Remark 1 If $\alpha =1$ and $f(x)$ is an α-preinvex function, then $f(x)$ is a preinvex function.

For establishing our new integral inequalities of Hermite-Hadamard type for α-preinvex functions, we need the following integral identity.

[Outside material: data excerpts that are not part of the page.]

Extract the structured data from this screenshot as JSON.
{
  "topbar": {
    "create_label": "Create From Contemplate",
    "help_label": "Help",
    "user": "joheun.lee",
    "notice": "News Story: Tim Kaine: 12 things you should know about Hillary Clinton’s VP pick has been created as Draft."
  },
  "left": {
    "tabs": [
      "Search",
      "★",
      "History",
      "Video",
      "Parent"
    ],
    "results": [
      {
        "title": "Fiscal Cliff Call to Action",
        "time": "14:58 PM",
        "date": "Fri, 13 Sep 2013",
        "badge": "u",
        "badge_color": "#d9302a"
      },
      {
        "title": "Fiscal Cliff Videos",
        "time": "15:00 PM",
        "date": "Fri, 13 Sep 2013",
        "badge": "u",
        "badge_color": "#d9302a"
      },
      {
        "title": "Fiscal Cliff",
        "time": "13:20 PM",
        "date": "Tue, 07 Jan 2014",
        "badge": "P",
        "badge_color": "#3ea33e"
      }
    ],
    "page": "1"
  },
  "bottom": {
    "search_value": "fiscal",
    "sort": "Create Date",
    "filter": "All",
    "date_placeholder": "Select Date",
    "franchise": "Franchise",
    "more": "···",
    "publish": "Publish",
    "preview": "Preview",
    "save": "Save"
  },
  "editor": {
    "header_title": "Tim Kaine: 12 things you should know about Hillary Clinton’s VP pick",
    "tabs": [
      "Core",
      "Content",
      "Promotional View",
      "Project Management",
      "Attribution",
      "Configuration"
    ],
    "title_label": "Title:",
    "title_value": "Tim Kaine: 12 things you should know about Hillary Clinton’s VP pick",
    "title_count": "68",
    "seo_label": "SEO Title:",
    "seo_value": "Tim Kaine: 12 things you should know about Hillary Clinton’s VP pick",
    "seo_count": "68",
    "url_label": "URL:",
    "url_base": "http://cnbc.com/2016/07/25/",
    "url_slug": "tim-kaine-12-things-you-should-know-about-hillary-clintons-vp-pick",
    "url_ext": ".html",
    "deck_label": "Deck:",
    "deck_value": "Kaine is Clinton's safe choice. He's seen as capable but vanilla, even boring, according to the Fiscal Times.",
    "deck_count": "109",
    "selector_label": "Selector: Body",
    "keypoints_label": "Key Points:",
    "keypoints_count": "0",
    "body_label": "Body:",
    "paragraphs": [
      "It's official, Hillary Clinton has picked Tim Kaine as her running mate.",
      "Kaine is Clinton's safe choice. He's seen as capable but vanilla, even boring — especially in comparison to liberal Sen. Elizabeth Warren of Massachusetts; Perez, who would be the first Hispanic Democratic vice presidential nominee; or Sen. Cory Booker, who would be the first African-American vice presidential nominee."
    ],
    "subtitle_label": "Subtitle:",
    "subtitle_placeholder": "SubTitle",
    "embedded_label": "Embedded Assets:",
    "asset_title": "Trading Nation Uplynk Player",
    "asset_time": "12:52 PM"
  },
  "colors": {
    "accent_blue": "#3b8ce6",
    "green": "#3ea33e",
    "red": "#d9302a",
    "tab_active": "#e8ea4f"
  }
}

Lemma 1 Let $A\subseteq \mathbb{R}$ be an open invex subset with respect to $\theta :A\times A\to \mathbb{R}$ and let $a,b\in A$ with $\theta (a,b)\ne 0$. If $f:A\to \mathbb{R}$ is a differentiable function and $f^{\prime }$ is integrable on the θ-path $P_{bc}$: $c=b+\theta (a,b)$, then

$$\begin{array}{c}\frac{1}{2}[\frac{f(b)+f(b+\theta (a,b))}{2}+f\left(\frac{2b+\theta (a,b)}{2}\right)]-\frac{1}{\theta (a,b)}{\int }_b^{b+\theta (a,b)}f(x)\mathrm{d}x\hfill \\ =\frac{\theta (a,b)}{4}{\int }_0^1(\frac{1}{2}-t)[f^{\prime }(b+\frac{1-t}{2}\theta (a,b))+f^{\prime }(b+\frac{2-t}{2}\theta (a,b))]\mathrm{d}t.\hfill \end{array}$$

Proof Since $a,b\in A$ and A is an invex set with respect to θ, for every $t\in [0,1]$, we have $b+t\theta (a,b)\in A$. Integrating by parts gives

$$\begin{array}{c}{\int }_0^1(\frac{1}{2}-t)[f^{\prime }(b+\frac{1-t}{2}\theta (a,b))+f^{\prime }(b+\frac{2-t}{2}\theta (a,b))]\mathrm{d}t\hfill \\ =-\frac{2}{\theta (a,b)}[(\frac{1}{2}-t)f(b+\frac{1-t}{2}\theta (a,b)){|}_0^1+{\int }_0^{1}f(b+\frac{1-t}{2}\theta (a,b))\mathrm{d}t\hfill \\ +(\frac{1}{2}-t)f(b+\frac{2-t}{2}\theta (a,b)){|}_0^1+{\int }_0^{1}f(b+\frac{2-t}{2}\theta (a,b))\mathrm{d}t]\hfill \\ =\frac{2}{\theta (a,b)}[\frac{1}{2}f(b)+\frac{1}{2}f\left(\frac{2b+\theta (a,b)}{2}\right)-{\int }_0^{1}f(b+\frac{1-t}{2}\theta (a,b))\mathrm{d}t]\hfill \\ +\frac{2}{\theta (a,b)}[\frac{1}{2}f\left(\frac{2b+\theta (a,b)}{2}\right)+\frac{1}{2}f(b+\theta (a,b))-{\int }_0^{1}f(b+\frac{2-t}{2}\theta (a,b))\mathrm{d}t]\hfill \\ =\frac{2}{\theta (a,b)}[\frac{f(b)+f(b+\theta (a,b))}{2}+f\left(\frac{2b+\theta (a,b)}{2}\right)]-\frac{4}{{\theta }^2(a,b)}{\int }_b^{b+\theta (a,b)}f(x)\mathrm{d}x.\hfill \end{array}$$

The proof of Lemma 1 is completed. □

3 Some new integral inequalities of Hermite-Hadamard type

We are now in a position to establish some Hermite-Hadamard type integral inequalities for a function that the power of the absolute value of its first derivative is α-preinvex.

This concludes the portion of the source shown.